W. BIKEL /SCIENCE
When DeepMind competed for the first time in 2018, its algorithm, called AlphaFold, relied on this comparative strategy. But AlphaFold also includes a computational approach called in-depth learning, in which software is trained on vast arrays of data — in this case, sequences, structures, and known proteins — and learns to detect patterns. DeepMind won easily, beating the competition by an average of 15% for each structure and winning from GDT to about 60 for the toughest goals.
But the forecasts were still too rough to be useful, said John Jumper, who oversees AlphaFold’s development at DeepMind. “We knew how far we were from biological significance.” To do better, Jumper and colleagues combined deep learning with a “stress algorithm” that mimics the way one can put together a puzzle: first putting pieces together in small pieces. lumps – in this case clusters of amino acids – and then look for ways to merge the piles into a larger whole. Working on a modest 128-processor computer network, they train the algorithm of all 170,000 or so known protein structures.
And it happened.
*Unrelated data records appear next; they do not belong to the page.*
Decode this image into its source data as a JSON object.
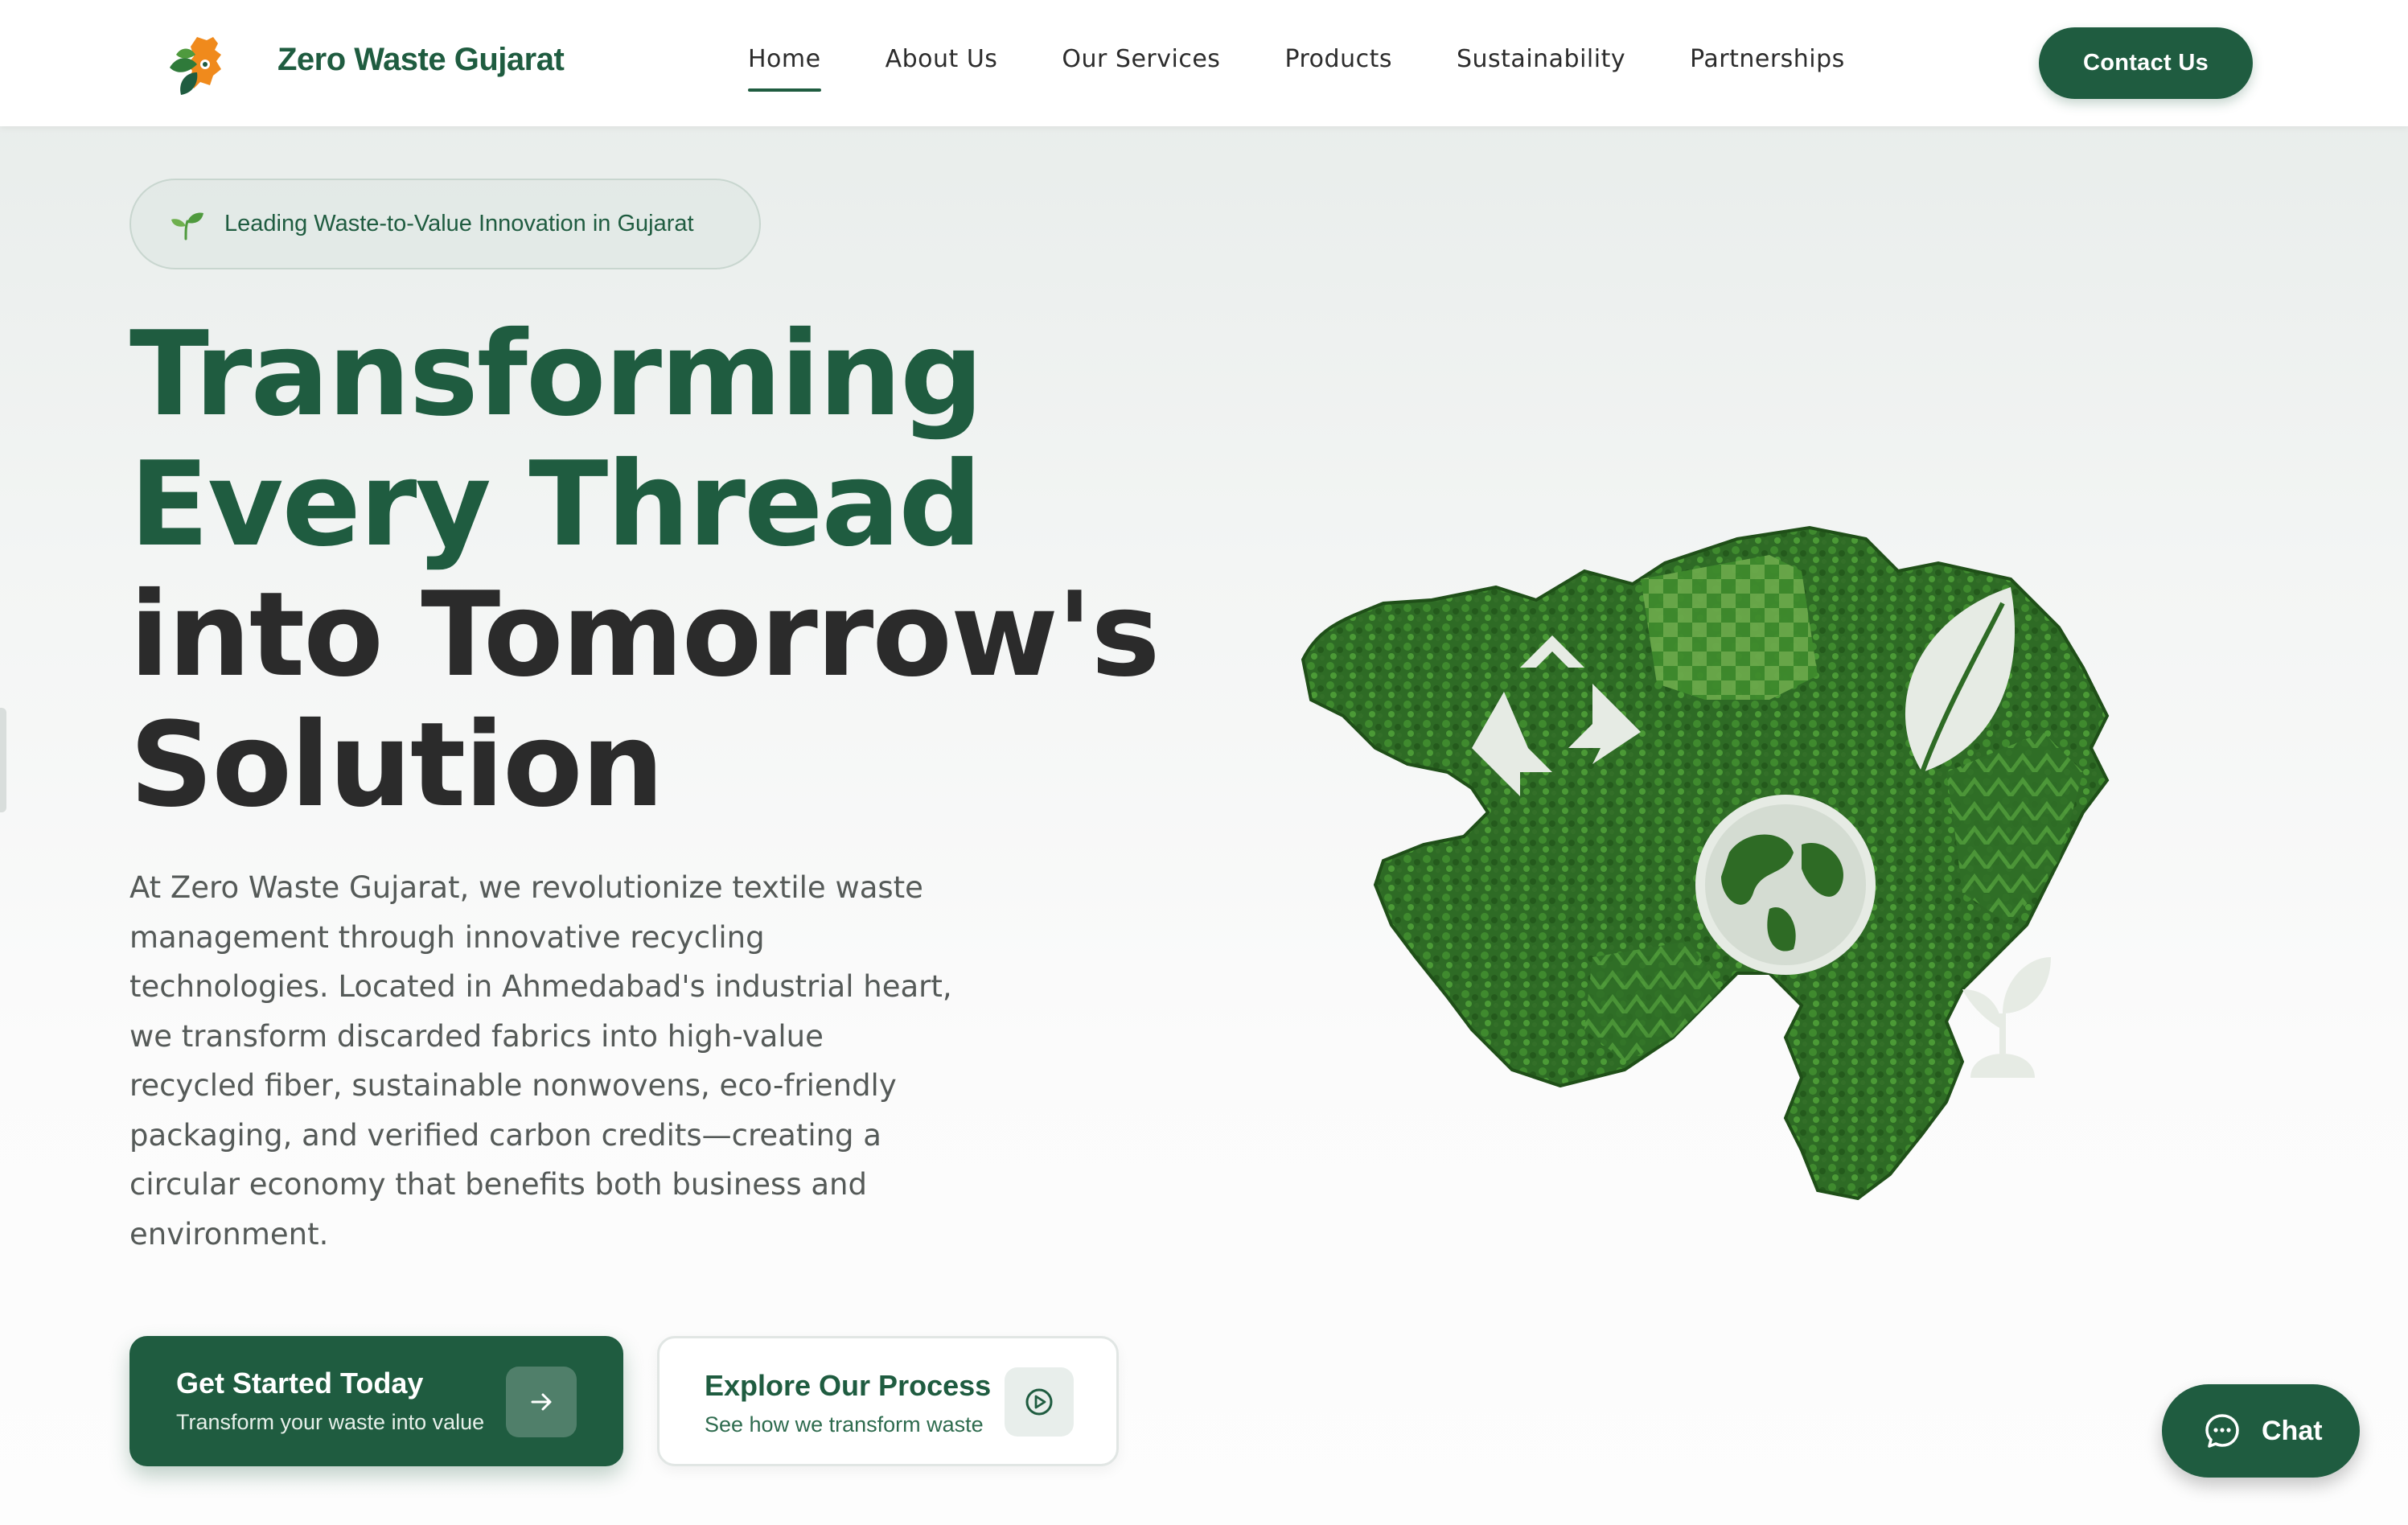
{
  "header": {
    "brand": "Zero Waste Gujarat",
    "logo_icon": "gujarat-leaf-logo-icon",
    "nav": [
      {
        "label": "Home",
        "active": true
      },
      {
        "label": "About Us",
        "active": false
      },
      {
        "label": "Our Services",
        "active": false
      },
      {
        "label": "Products",
        "active": false
      },
      {
        "label": "Sustainability",
        "active": false
      },
      {
        "label": "Partnerships",
        "active": false
      }
    ],
    "contact_label": "Contact Us"
  },
  "hero": {
    "badge": {
      "icon": "sprout-icon",
      "text": "Leading Waste-to-Value Innovation in Gujarat"
    },
    "headline": {
      "line1": "Transforming",
      "line2": "Every Thread",
      "line3": "into Tomorrow's",
      "line4": "Solution"
    },
    "description": "At Zero Waste Gujarat, we revolutionize textile waste management through innovative recycling technologies. Located in Ahmedabad's industrial heart, we transform discarded fabrics into high-value recycled fiber, sustainable nonwovens, eco-friendly packaging, and verified carbon credits—creating a circular economy that benefits both business and environment.",
    "primary_cta": {
      "title": "Get Started Today",
      "subtitle": "Transform your waste into value",
      "icon": "arrow-right-icon"
    },
    "secondary_cta": {
      "title": "Explore Our Process",
      "subtitle": "See how we transform waste",
      "icon": "play-circle-icon"
    },
    "image": {
      "subject": "gujarat-green-map-illustration",
      "icons": [
        "recycle-icon",
        "leaf-icon",
        "globe-icon",
        "seedling-icon"
      ]
    }
  },
  "chat": {
    "label": "Chat",
    "icon": "chat-bubble-icon"
  },
  "colors": {
    "brand_green": "#1f5c40",
    "text_dark": "#2b2b2b",
    "text_muted": "#555a58",
    "accent_orange": "#f08a1c"
  }
}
In terms of target proteins in this year’s CASP, AlphaFold achieved a mean GDT score of 92.4. For the most challenging proteins, AlphaFold scored a median of 87.25 points above the next best predictions. It even outperforms the resolution of protein structures that are wedged into cell membranes, which are essential for many human diseases but are known to be difficult to resolve with X-ray crystallography. Venki Ramakrishnan, a structural biologist in the Molecular Biology Laboratory of the Medical Research Council, called the result “stunning progress on the problem of protein folding.”
All groups in this year’s competition have improved, says Moult. But with AlphaFold, Lupas says, “The game has changed.” Organizers even worry that DeepMind may have cheated in some way. So Lupas poses a special challenge: an archaic membrane protein, an ancient group of microbes. For 10 years, his research team tried every trick in the book to get an X-ray crystal structure of the protein. “We couldn’t solve it.”
But AlphaFold had no problems. He returned a detailed image of a three-part protein with two long spiral arms in the middle. The model enabled Lupas and his colleagues to make sense of their X-ray data; within half an hour, they had aligned their experimental results with the predicted structure of AlphaFold. “It’s almost perfect,” says Lupas. “It simply came to our notice then. I don’t know how they do it. “
As a condition of joining CASP, DeepMind – like all groups – agreed to disclose enough details about its method so that other groups could reproduce it. This will be a boon for experimenters who will be able to use accurate structural predictions to make sense of opaque X-ray and cryo-EM data. It could also enable drug designers to quickly structure each protein into new and dangerous pathogens such as SARS-CoV-2, a key step in the search for molecules to block them, Moult said.
Still, AlphaFold isn’t doing well yet. During the race, he shook noticeably on a protein, an amalgam of 52 small repeating segments that distorted their positions as they were assembled. Jumper says the team now wants to train AlphaFold to solve such structures, as well as those of protein complexes that work together to perform key functions in the cell.
Although one great challenge has fallen, there will undoubtedly be others. “That’s not the end of it,” Thornton said. This is the beginning of many new things.